3) Make Big Companies Better at Doing Small
Things
If you are already a big company, the challenge is in
finding a way to become better at doing small things. Technology can be helpful
here. You can use technology to:
- · Make small production runs more feasible;
- · Make it easier to find and target smaller consumer segments;
You may also need to segregate your approaches to business
depending on whether it is large or a niche. For example, large opportunities
may get one level of service and support while niche opportunities get a
different level of service and support. In other words, you may have both “marble”
divisions and “water” divisions, which are run differently.
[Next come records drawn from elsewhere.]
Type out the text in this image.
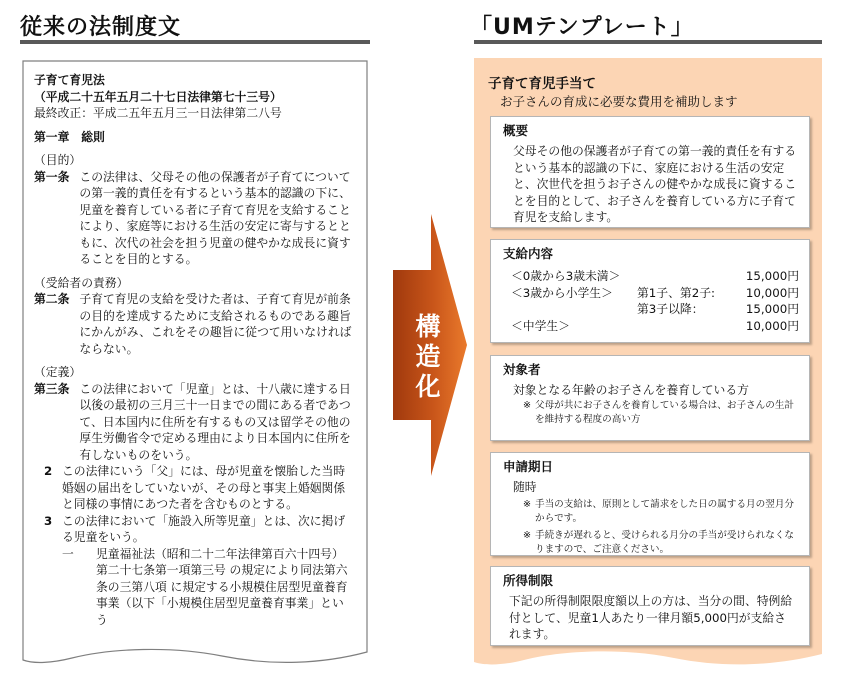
従来の法制度文	「UMテンプレート」
子育て育児法
（平成二十五年五月二十七日法律第七十三号）
最終改正：平成二五年五月三一日法律第二八号
第一章　総則
（目的）
第一条 この法律は、父母その他の保護者が子育てについての第一義的責任を有するという基本的認識の下に、児童を養育している者に子育て育児を支給することにより、家庭等における生活の安定に寄与するとともに、次代の社会を担う児童の健やかな成長に資することを目的とする。
（受給者の責務）
第二条 子育て育児の支給を受けた者は、子育て育児が前条の目的を達成するために支給されるものである趣旨にかんがみ、これをその趣旨に従つて用いなければならない。
（定義）
第三条 この法律において「児童」とは、十八歳に達する日以後の最初の三月三十一日までの間にある者であつて、日本国内に住所を有するもの又は留学その他の厚生労働省令で定める理由により日本国内に住所を有しないものをいう。
2 この法律にいう「父」には、母が児童を懐胎した当時婚姻の届出をしていないが、その母と事実上婚姻関係と同様の事情にあつた者を含むものとする。
3 この法律において「施設入所等児童」とは、次に掲げる児童をいう。
一	児童福祉法（昭和二十二年法律第百六十四号）第二十七条第一項第三号 の規定により同法第六条の三第八項 に規定する小規模住居型児童養育事業（以下「小規模住居型児童養育事業」という
構
造
化
子育て育児手当て
お子さんの育成に必要な費用を補助します
概要
父母その他の保護者が子育ての第一義的責任を有するという基本的認識の下に、家庭における生活の安定と、次世代を担うお子さんの健やかな成長に資することを目的として、お子さんを養育している方に子育て育児を支給します。
支給内容
＜0歳から3歳未満＞	15,000円
＜3歳から小学生＞ 第1子、第2子:	10,000円
第3子以降：	15,000円
＜中学生＞	10,000円
対象者
対象となる年齢のお子さんを養育している方
※ 父母が共にお子さんを養育している場合は、お子さんの生計を維持する程度の高い方
申請期日
随時
※ 手当の支給は、原則として請求をした日の属する月の翌月分からです。
※ 手続きが遅れると、受けられる月分の手当が受けられなくなりますので、ご注意ください。
所得制限
下記の所得制限限度額以上の方は、当分の間、特例給付として、児童1人あたり一律月額5,000円が支給されます。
Fullness is a relative term. When you try to fill a space with large objects, there will still be lots of spaces where the large objects cannot penetrate. In the business world, you can have a successful strategy by targeting those niche spaces between the large firms. The trick is to design your business to succeed at niches (small, fluid, nimble) and to choose the niches which fall below the radar of the large companies. Large companies can also do a better job of going after some of these niches if they segregate these niche opportunities within their company and treat them differently.
There is no such thing a single right strategy which makes all the other strategies wrong. The right strategy for a marble is different than the right strategy for water. Both can work. The secret is finding the strategy where you have an advantage. The question for you should not be “What is the right strategy?” but rather “What is the right strategy for me?”